Although some physicians might love the time-consuming administrative tasks that help make a successful patient visit, Suki recently raised a $55M Series C round to help develop AI-enabled voice tools for those that don’t.
As of the latest funding, the company has raised a total of $95M to support the development of Suki Assistant, its voice-first digital assistant, and Suki Speech Service, its platform designed to improve the accuracy and experience of voice solutions.
- Suki uses natural language processing to create patient notes and streamline administrative tasks, such as retrieving information from the EHR or ICD-10 coding.

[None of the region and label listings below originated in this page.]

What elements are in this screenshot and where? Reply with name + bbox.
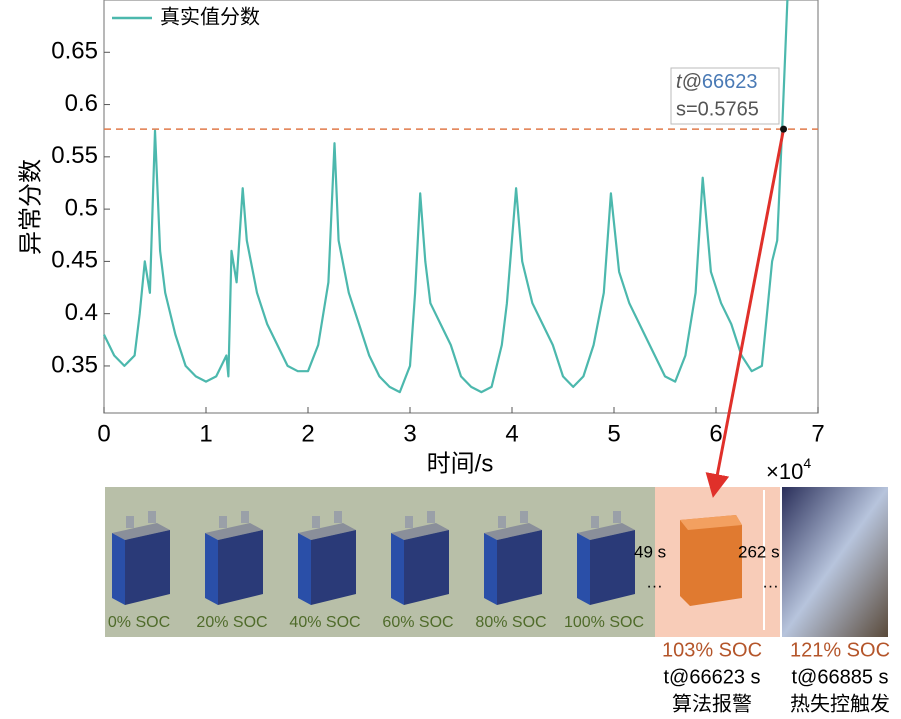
cell-tab [427, 511, 435, 523]
y-tick-label: 0.5 [65, 194, 98, 221]
x-tick-label: 4 [505, 420, 518, 447]
cell-side [125, 530, 170, 605]
battery-cell [484, 511, 542, 605]
cell-top [112, 523, 170, 540]
cell-tab [148, 511, 156, 523]
cell-top [577, 523, 635, 540]
alarm-arrow [705, 128, 786, 498]
battery-cell [205, 511, 263, 605]
alarm-label: 算法报警 [672, 692, 752, 715]
soc-region [105, 487, 655, 637]
soc-label: 40% SOC [289, 614, 360, 631]
cell-tab [334, 511, 342, 523]
cell-tab [498, 516, 506, 528]
cell-tab [219, 516, 227, 528]
cell-front [298, 533, 311, 605]
cell-tab [312, 516, 320, 528]
y-tick-label: 0.4 [65, 299, 98, 326]
marker [780, 125, 788, 133]
y-tick-label: 0.55 [51, 142, 98, 169]
cell-tab [613, 511, 621, 523]
y-tick-label: 0.45 [51, 247, 98, 274]
soc-label: 60% SOC [382, 614, 453, 631]
data-line [103, 0, 789, 394]
x-tick-label: 1 [199, 420, 212, 447]
annotation-prefix: t@ [676, 71, 702, 93]
x-tick-label: 6 [709, 420, 722, 447]
soc-label: 80% SOC [475, 614, 546, 631]
cell-top [298, 523, 356, 540]
annotation-value: 66623 [702, 71, 758, 93]
cell-top [391, 523, 449, 540]
cell-side [590, 530, 635, 605]
cell-tab [405, 516, 413, 528]
x-tick-label: 3 [403, 420, 416, 447]
runaway-time: t@66885 s [791, 666, 888, 688]
battery-cell [577, 511, 635, 605]
swollen-cell [680, 515, 742, 606]
ellipsis: … [762, 572, 779, 591]
cell-front [577, 533, 590, 605]
ellipsis: … [646, 572, 663, 591]
cell-front [112, 533, 125, 605]
runaway-photo [782, 487, 888, 637]
x-tick-label: 5 [607, 420, 620, 447]
cell-side [404, 530, 449, 605]
cell-tab [126, 516, 134, 528]
x-tick-label: 0 [97, 420, 110, 447]
cell-tab [520, 511, 528, 523]
y-tick-label: 0.6 [65, 90, 98, 117]
soc-label: 0% SOC [108, 614, 170, 631]
cell-side [218, 530, 263, 605]
battery-cell [391, 511, 449, 605]
annotation-score: s=0.5765 [676, 98, 759, 120]
x-tick-label: 2 [301, 420, 314, 447]
annotation-box [670, 67, 780, 125]
soc-label: 20% SOC [196, 614, 267, 631]
cell-top [205, 523, 263, 540]
gap-label: 49 s [634, 542, 666, 561]
cell-side [497, 530, 542, 605]
cell-tab [241, 511, 249, 523]
cell-front [484, 533, 497, 605]
y-axis-label: 异常分数 [17, 159, 44, 255]
x-axis-label: 时间/s [427, 450, 494, 477]
y-tick-label: 0.65 [51, 38, 98, 65]
x-multiplier: ×104 [766, 455, 811, 484]
runaway-label: 热失控触发 [790, 692, 890, 715]
alarm-soc: 103% SOC [662, 639, 762, 661]
cell-front [391, 533, 404, 605]
runaway-soc: 121% SOC [790, 639, 890, 661]
legend-label: 真实值分数 [160, 5, 260, 28]
cell-top [484, 523, 542, 540]
cell-side [311, 530, 356, 605]
battery-cell [112, 511, 170, 605]
x-tick-label: 7 [811, 420, 824, 447]
gap-label: 262 s [738, 542, 780, 561]
annotation-time: t@66623 [676, 71, 757, 93]
plot-frame [103, 0, 819, 414]
battery-cell [298, 511, 356, 605]
cell-tab [591, 516, 599, 528]
alarm-time: t@66623 s [663, 666, 760, 688]
cell-front [205, 533, 218, 605]
y-tick-label: 0.35 [51, 351, 98, 378]
soc-label: 100% SOC [564, 614, 644, 631]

- The digital assistant supports doctors “in any clinical setting, as well as any specialty,” and can be configured with personalized commands to adapt to unique workflows.
- Early research shows that the assistant lowers average time per note by 76%, while decreasing claim denials by 19% through the creation of detailed documentation.
- Voice is quickly entering the healthcare spotlight, with Notable raising a $100M Series B in September and Microsoft acquiring Nuance for nearly $20B earlier this year.
The accuracy of voice recognition has crossed a threshold that allows it to be effective in a growing number of consumer products, as well as in healthcare. These tools can now understand a speaker’s intent regardless of most accents or phrasing, leading to wider adoption within previously difficult use cases.
In a roundabout way, Suki is taking a tech-heavy approach to making technology less visible, removing it from between the doctor and the patient so that more attention can be given to providing clinical care. Taking advantage of voice is a natural way to accomplish this, giving Suki a good shot at reducing burnout by allowing more time for physicians to actually practice medicine.